40 Cablegram From Spender to Menzies
Cablegram, Canberra, 3 February 1951
46. IMMEDIATE TOP SECRET PERSONAL
2. Although you asked not to be bothered with cables, I feel I should let you know how things are developing here in regard to international affairs - particularly as I understand you may be out of touch aboard ship from 5th to 13th February.
3. Dulles has accepted our invitation to visit Australia and is due to arrive on 15th February. Precise details regarding his visit are not yet available, but we expect him to stay in Canberra and to remain three or four days. This means that we have to clarify our views immediately on the question of a Japanese peace settlement and any possible security arrangements in the Pacific. I am proposing to raise these matters for consideration of Cabinet, the next meeting of which is scheduled for 14th February. I have spoken by telephone to Doidge of New Zealand, who will be arriving here with two advisers for preliminary talks on 12th February. I will discuss main points involved with senior Ministers before Cabinet meeting. In addition, I feel that Cabinet should consider at an early date what is to be our attitude for the immediate future on the question of recognition of Communist China, including question whether we might not at some early stage withdraw our recognition from Chiang Kai-shek. In the determination of these questions, our relationships with the United States, the effect of any decision we may make on its public opinion and on the State Department (particularly in view of our desire to achieve some security arrangement in the Pacific) would need to be borne carefully in mind. I need hardly say that I would wish you to be here during discussions on these important matters, particularly in view of the discussions in which you participated in London during the Prime Ministers' Conference.

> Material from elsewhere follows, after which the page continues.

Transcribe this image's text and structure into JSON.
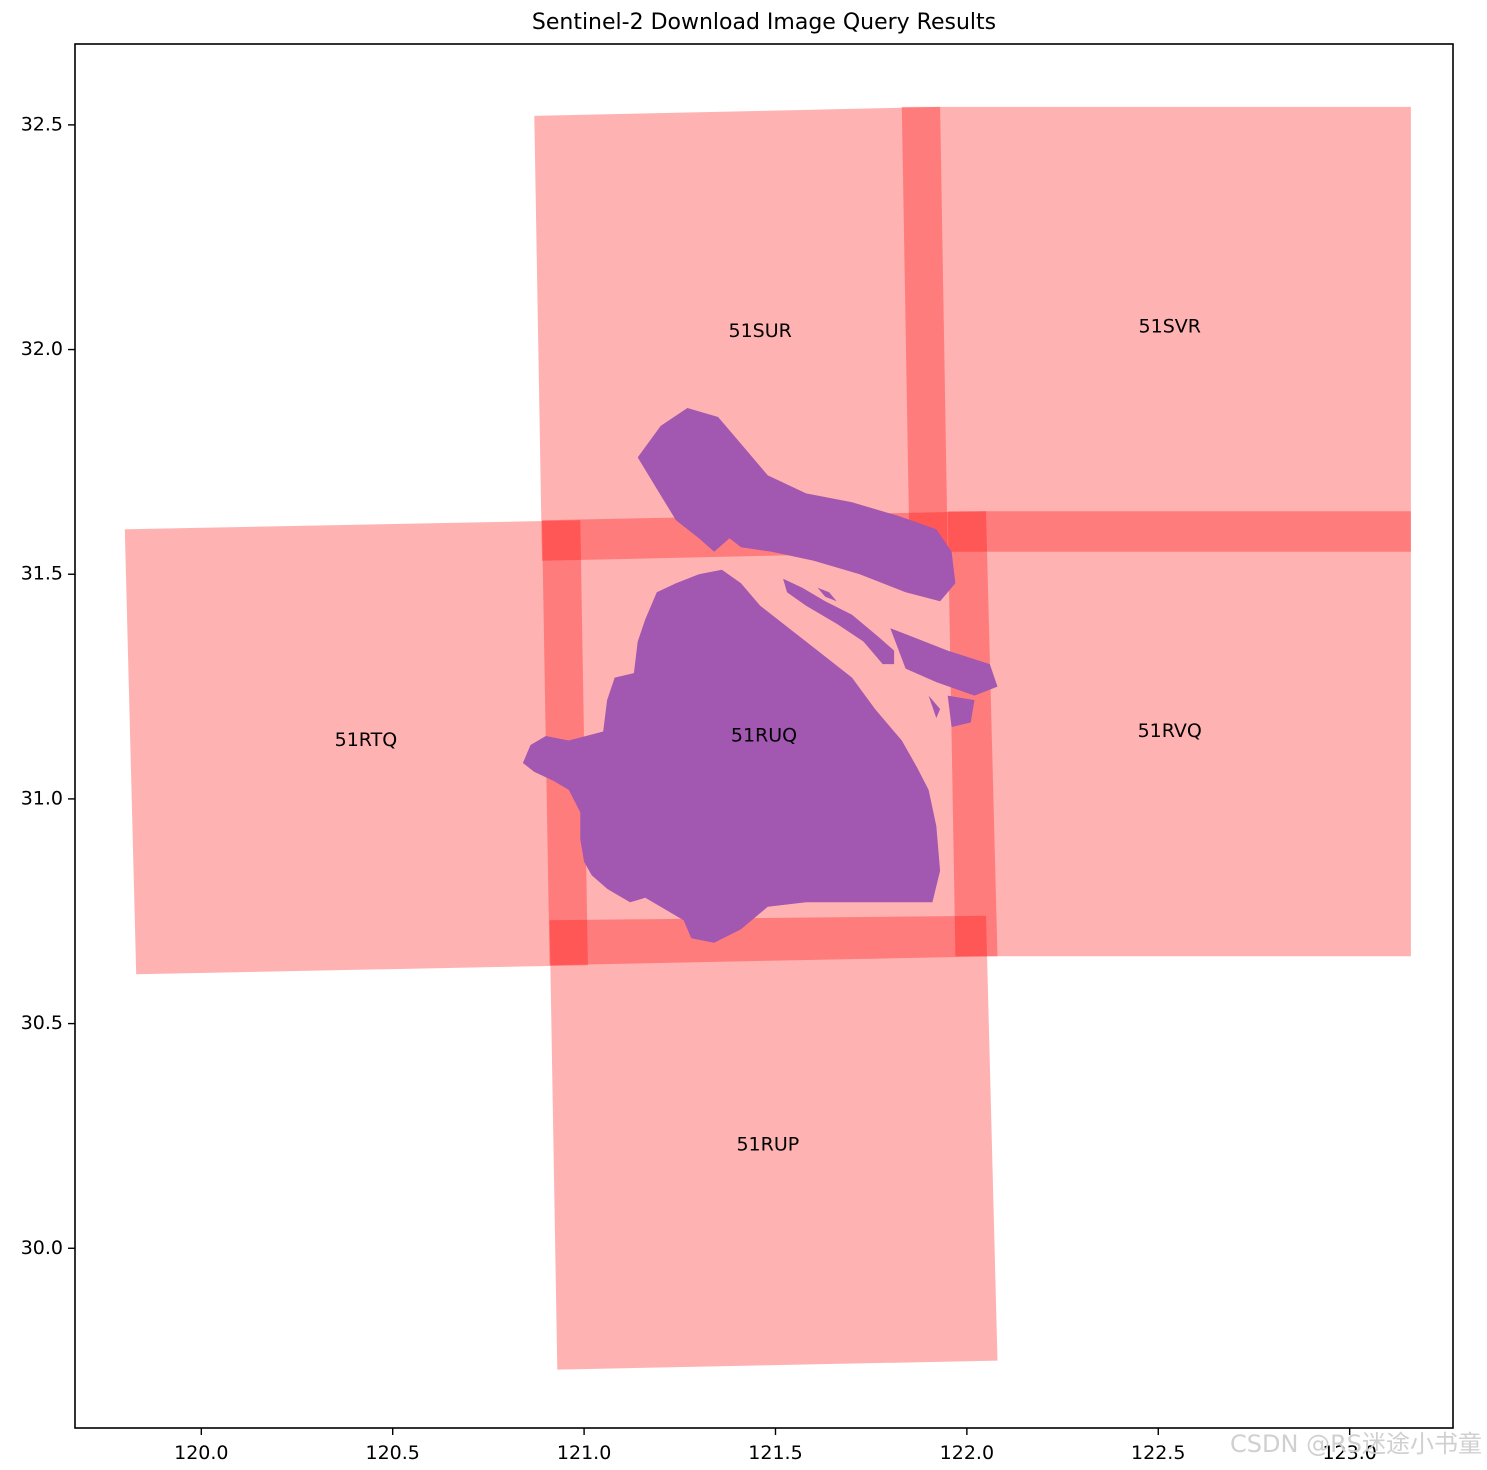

4. If, by any chance, you are unable to be in Canberra before discussions with Dulles commence, I should welcome your views on the abovementioned matters before you leave Colombo. I do not wish to burden you with unnecessary problems before you have fully recovered, but I think you will agree that the question of security arrangements and a Japanese settlement raises issues of the first importance to Australia in the future. My own tentative views are as follows:
(ii) Security Arrangements As we may well fail to secure general acceptance of our policy on Japanese re-armament, it is all the more important that we endeavour to obtain from the United States some kind of guarantee of our security. It is my understanding of the London talks that the direct defence of Australia has, by implication, been left to the United States. It is essential to translate this somewhat optimistic assumption that the United States will come to the help of Australia into an effective and binding obligation. The extent to which the United States will be ready to bind herself in advance along these lines can no doubt be gauged accurately only after the forthcoming exploratory talks with Dulles. Our private information to date, from our own and New Zealand sources, suggests that Dulles may have in mind an arrangement not as formal as the North Atlantic Treaty Organization. It might be a declaration signed by Foreign Ministers of the countries concerned providing for the establishment of a Pacific Defence Council at Ministerial level and also for meetings of Deputies and military staff consultations. Such an arrangement might and probably would be limited to 'island nations of the Pacific', thus avoiding an American commitment in respect of mainland of Asia and South-East Asia. There has been some suggestion that parties would include United States, United Kingdom, Australia, New Zealand, Philippines, Japan and possibly Indonesia. Another suggestion is that the United Kingdom might not be included save in a 'consultative' capacity. The problems involved are obviously complex, and I repeat that I would welcome your personal presence here in Canberra in dealing with them.
Apart from the actual form, I would welcome your views as to the best method of handling the problem of preventing the Americans from tieing us up indefinitely with Chiang Kai-shek. I am fully conscious of the fact that in considering any such move we may have to weigh the possibility that it might in some degree embarrass us in our efforts to secure some American assurance covering our security in the Pacific. The question of timing may thus be of considerable importance.